There was an $18 billion upsurge, representing almost 19,000 more homes, listed for sale in the New Zealand property market last year.
According to realestate.co.nz, Kiwis listed more than $115b worth of residential property for sale in 2024, an $18.86b (19.4 per cent) increase compared to 2023.
The year saw more than 110,000 new residential property listings go onto the market, a rise of nearly 19,000 on the previous year, offering buyers significantly more choice.
“The influx of listings in 2024 provided more options for buyers, while the national average asking price remained remarkably consistent, dipping just 0.3 per cent year-on-year,” says Vanessa Williams, spokesperson for realestate.co.nz.

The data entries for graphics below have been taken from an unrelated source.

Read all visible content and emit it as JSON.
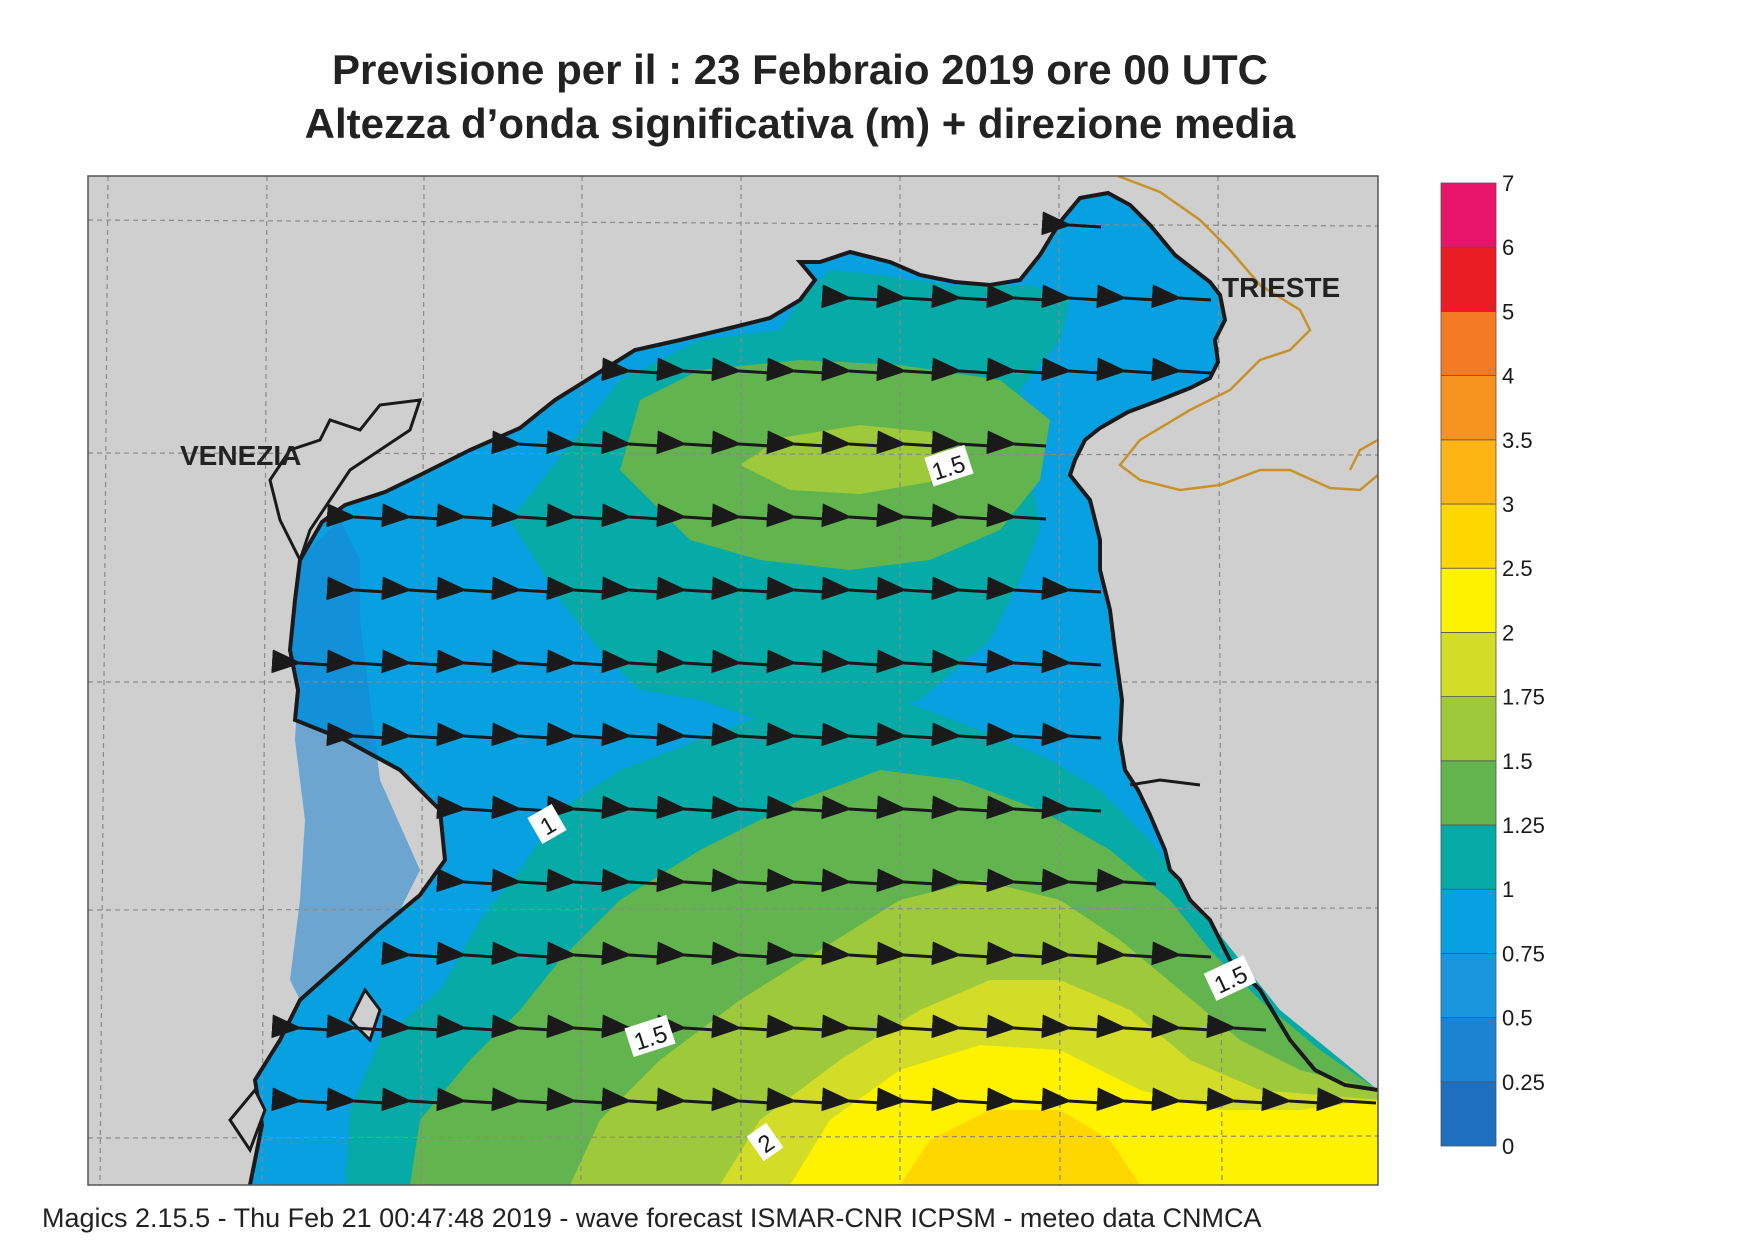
{
  "title": {
    "line1": "Previsione per il  :  23  Febbraio 2019   ore 00 UTC",
    "line2": "Altezza d’onda significativa (m) + direzione media"
  },
  "map": {
    "cities": [
      "VENEZIA",
      "TRIESTE"
    ],
    "contour_labels": [
      "1.5",
      "1",
      "1.5",
      "1.5",
      "2"
    ],
    "wave_direction": "west"
  },
  "legend": {
    "levels": [
      "0",
      "0.25",
      "0.5",
      "0.75",
      "1",
      "1.25",
      "1.5",
      "1.75",
      "2",
      "2.5",
      "3",
      "3.5",
      "4",
      "5",
      "6",
      "7"
    ],
    "colors": [
      "#1f6fc0",
      "#1b83d2",
      "#1996de",
      "#07a0e0",
      "#06aaa6",
      "#62b54e",
      "#9ec93b",
      "#d3dd27",
      "#fff200",
      "#ffd700",
      "#fdb515",
      "#f79320",
      "#f57a24",
      "#ec1c24",
      "#e8136b"
    ]
  },
  "colors": {
    "land": "#cfcfcf",
    "coast": "#1a1a1a",
    "border": "#c8922a"
  },
  "footer": "Magics 2.15.5 - Thu Feb 21 00:47:48 2019 - wave forecast  ISMAR-CNR  ICPSM - meteo data   CNMCA"
}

“This rare balance of supply and price stability created what we’ve called the ‘perfect market’ – a standout year where buyers and sellers could make confident decisions in a stable environment.”
Every region in New Zealand experienced a rise in new listings in 2024, says realestate.co.nz.
Wellington led the way, with 8132 new listings coming onto the market, a 37.3 per cent increase year-on-year.
Showing notable growth also was the Wairarapa region, up 26.5 per cent; Hawke’s Bay 25.8 per cent, Gisborne 24.1 per cent, and Auckland 23.0 per cent.
Auckland’s residential home listings for sale were 31,884 in 2023, increasing to 39,202, with the average asking price dipping -1.6 per cent from $1,114,087 in 2023 to $1,096,177 last year.
“Personal circumstances would have been a factor for many choosing to sell in 2024,” says Williams.
“But greater price stability across the motu likely boosted vendor confidence in some regions.”
Central Otago Lakes District, New Zealand’s most expensive region, led the country with 7.0 per cent growth in average asking prices in 2024.
Two of the country’s most affordable regions – the West Coast (up 5.0 per cent) and Southland (up 4.9 per cent) – followed closely behind, indicating strong buyer interest across different price points in the South Island market.
While average asking prices fell across 11 of New Zealand’s 19 regions year-on-year, the declines were modest, with Nelson and Bays (-3.7 per cent), the Central North Island (-2.8 per cent), and the Bay of Plenty (-2.4 per cent) seeing the largest drops.
“It’s interesting to see this pocket of price growth down south, particularly across such diverse markets,” says Williams.
“From the premium properties of Central Otago Lakes to the more affordable West Coast and Southland regions, the interest in the South Island suggests buyers are increasingly looking beyond the major centres for lifestyle opportunities.”